Ferrugem e osso, de Jacques Audiard



O currículo de Jacques Audiard comporta grandes feitos; não começou como diretor de cinema, mas como editor, depois escreveu roteiros, produziu os scripts para produções como Réveillon chez Bob, Mortelle randonnée, Baxter, Fréquence meurtre e Sexo. Tais posições certamente renderam em experiências para a posição de diretor assumida pela primeira vez em 1994 com um road movie sombrio, O declínio dos homens, filme que levar o César de Melhor Primeiro Filme. 

Dois anos depois, ele adapta o livro de Jean-François Deniau Um herói muito discreto, que recebe o prêmio para Melhor Roteiro no aclamado Festival de Cannes; cinco anos mais tarde, dirige Sobre meus lábios, que recebe nada menos que nove indicações ao César e ganha os prêmios para Melhor Roteiro e Melhor Atriz, Emmanuelle Devos. São da lista ainda De tanto bater, meu coração parou (2005), O profeta (2009), filme este que leva o Grande Prêmio do Festival de Cannes deste ano e nove prêmios César mais a indicação ao Oscar de Melhor Filme Estrangeiro. Seu último trabalho foi o de 2012, Ferrugem e osso, que recebeu oito indicações no Festival de Cannes e quatro no César.

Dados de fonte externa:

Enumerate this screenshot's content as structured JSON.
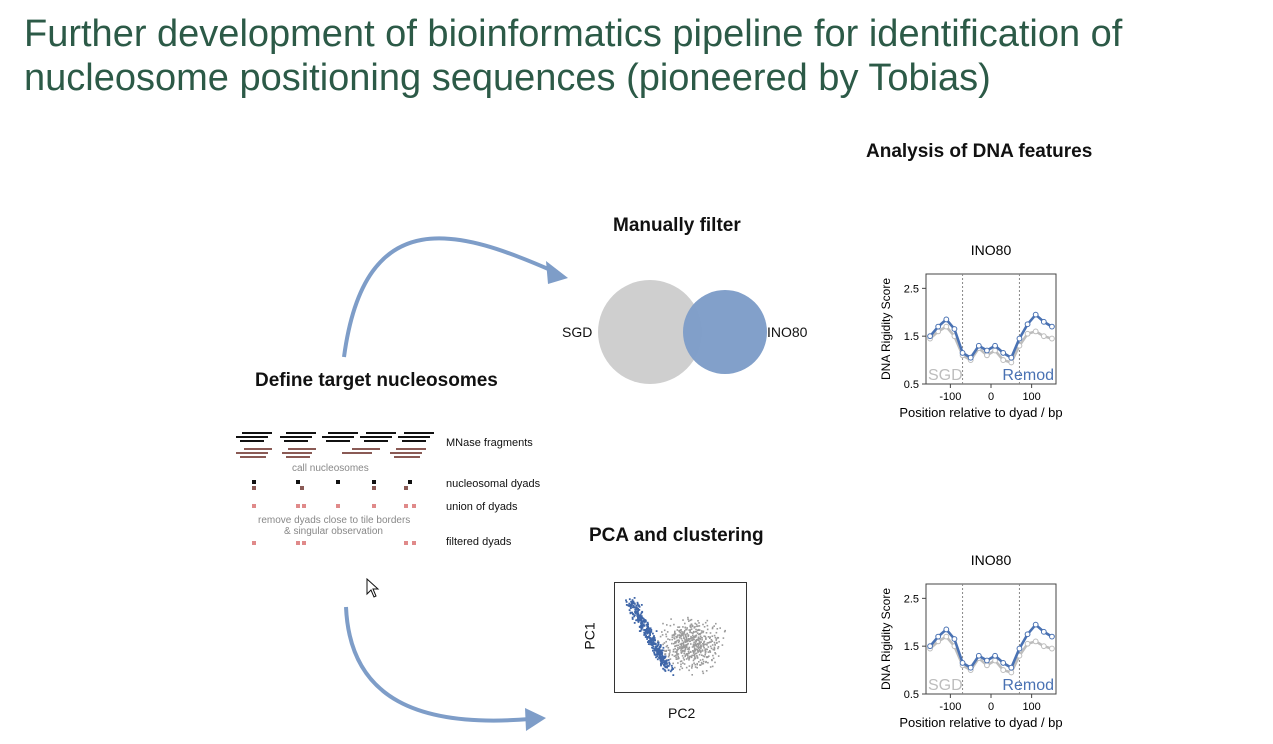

O desafio com este último filme não era mais de Jacques Audiard, era sim, da atriz francesa Marion Cotillard que fez história para o cinema de seu país ao ganhar o Oscar por Piaf, um hino amor, ponto alto de sua carreira, não apenas pelo prêmio, mas pelo realismo com que incorporou o papel da personagem principal e pela força expressiva a ela dada. E, a bem da verdade, o desafio posto foi cumprido: Cotillard está em Ferrugem e osso tão impecável quanto em Piaf. Deixou todos os trejeitos da cantora francesa para incorporar uma pretty woman não tal Julia Roberts, mas igualmente bela que depois de uma vida com todas as perfeições se vê diante de um grande drama: amputar as duas pernas.

Ferrugem e osso é a sequência de O profeta e é baseado no livro homônimo de Craig Davidson, cuja literatura está equiparada pela crítica a nomes Chuck Palahniuk, o autor de Clube da luta. A grande diferença na adaptação está no fato de que, as personagens Ali, vivida por Matthias Schoenaerts, e Stéphanie, não estão no livro do escritor canadense, são criações do diretor. Ali, é um ex-boxeador desempregado, sem domicílio, sem dinheiro, sem amigos e tendo de suster seu filho de cinco anos. Ele sai da Bélgica onde vive para o litoral da França para morar com a irmã que ganha a vida como caixa de supermercado. Depois de conseguir um emprego como segurança de uma boate é que conhece Stéphanie, uma domadora de orcas num parque aquático.

O reencontro das duas personagens ocorre no ponto alto do filme, já depois que ela sofre o acidente de trabalho que lhe obrigará a amputação das pernas. Se no primeiro momento é Ali quem está passando por dificuldades, agora é ela; depois do acidente Stépahnie perdeu também a vontade de viver e ele, além da profissão, com ex-boxeador consegue incrementar a renda doméstica participando de apostas nas lutas de rua.

Não apenas o drama das duas personagens, a intensa relação que se forma entre elas, a fotografia também é um rico trabalho a parte. Se Ferrugem e osso é um filme essencialmente físico como terá classificado parte da crítica, as contraposições entre a beleza e a violência, a delicadeza e a selvageria, a fragilidade e a força, não podem ser tratadas por outra ordem senão por esse trabalho do fotógrafo. Trabalho que está ao alcance da sensibilidade de Audiard que consegue exprimir a essência entre as imagens; ele capta justamente as partes que importam para demonstrar, enfim, o que quer demonstrar: o quanto estamos limitados, o quanto somos frágeis, o quanto nossa vida não se guia por uma linha plana e organizada, mas aleatória. Audiard recupera uma dimensão já escassa do cinema arte: o de ser uma reinterpretação da vida, uma releitura do mundo.